30 Bab 30

30. Ibu, haruskan aku membencimu?

Siang tadi sudah menyita banyak tenaga Fanya, belum lagi batinnya pun harus ikut menanggung karena kesedihan-kesedihan yang di dapatinya. 

Melihat sang ibu bahagia? 

Tentu saja Fanya sangat bahagia. Bahkan ia lebih bahagia dari yang di rasakan ibunya. Namun, satu hal yang sangat Fanya ingini gadis itu hanya ingin ibunya kembali seperti dulu lagi. 

Flasback on*

"Sayang, makan dulu Nak mumpung sayurnya masih anget!" ujar sang Ibu. 

"Bentar Bu, Fanya lagi nanggung ngerjain tugas!" sahut Fanya. 
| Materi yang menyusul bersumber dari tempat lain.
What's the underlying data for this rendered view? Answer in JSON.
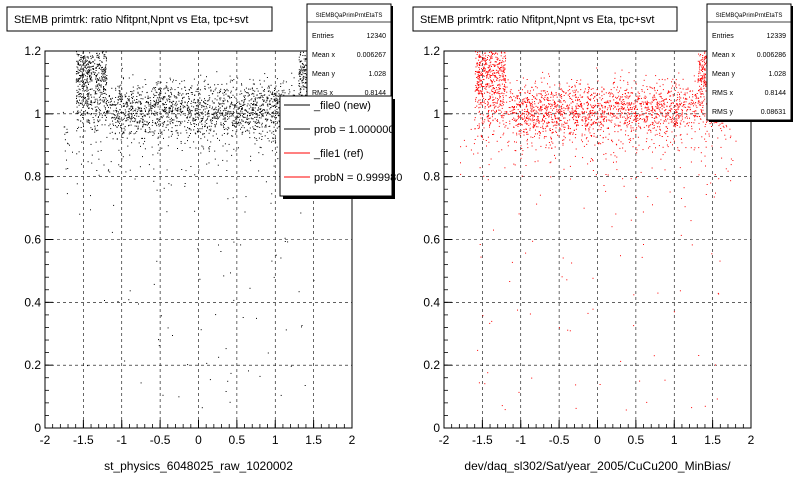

"Ehh ini anak di bilangin." Wanita paruh baya itu pun kemudian masuk ke dalam kamar Fanya. 

"Tinggalah sebentar tih tugasmu juga tak kan kemana sayang. Makan dulu, isilah dulu perutmu. Nanti kalau sudah kenyang kamu pasti ngerjain tugasnya lebih tenang," saran sang Ibu. 
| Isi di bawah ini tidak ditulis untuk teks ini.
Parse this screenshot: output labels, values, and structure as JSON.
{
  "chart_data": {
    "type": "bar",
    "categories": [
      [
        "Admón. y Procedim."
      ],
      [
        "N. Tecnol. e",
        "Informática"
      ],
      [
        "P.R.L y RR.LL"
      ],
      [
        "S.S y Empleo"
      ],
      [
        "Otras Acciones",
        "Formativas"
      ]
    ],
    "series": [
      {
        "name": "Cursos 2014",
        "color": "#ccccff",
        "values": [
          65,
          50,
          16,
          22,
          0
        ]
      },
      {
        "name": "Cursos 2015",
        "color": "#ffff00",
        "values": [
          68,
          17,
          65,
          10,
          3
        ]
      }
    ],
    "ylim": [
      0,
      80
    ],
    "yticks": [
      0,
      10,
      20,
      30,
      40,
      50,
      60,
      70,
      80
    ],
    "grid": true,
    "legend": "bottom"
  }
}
"Ya udah deh, karena ini permintaan Ibu.Fanya langsung makan deh."

Gadis itu menutup laptopnya dan bergegas turun ke bawah untuk makan. Ibunya sudah membuatkannya orange jus untukknya. 

"Papa kemana Bu?" tanya Fanya. 

"Papamu lagi ada urusan mendadak sayang. Katanya klien penting!" sahutnya. 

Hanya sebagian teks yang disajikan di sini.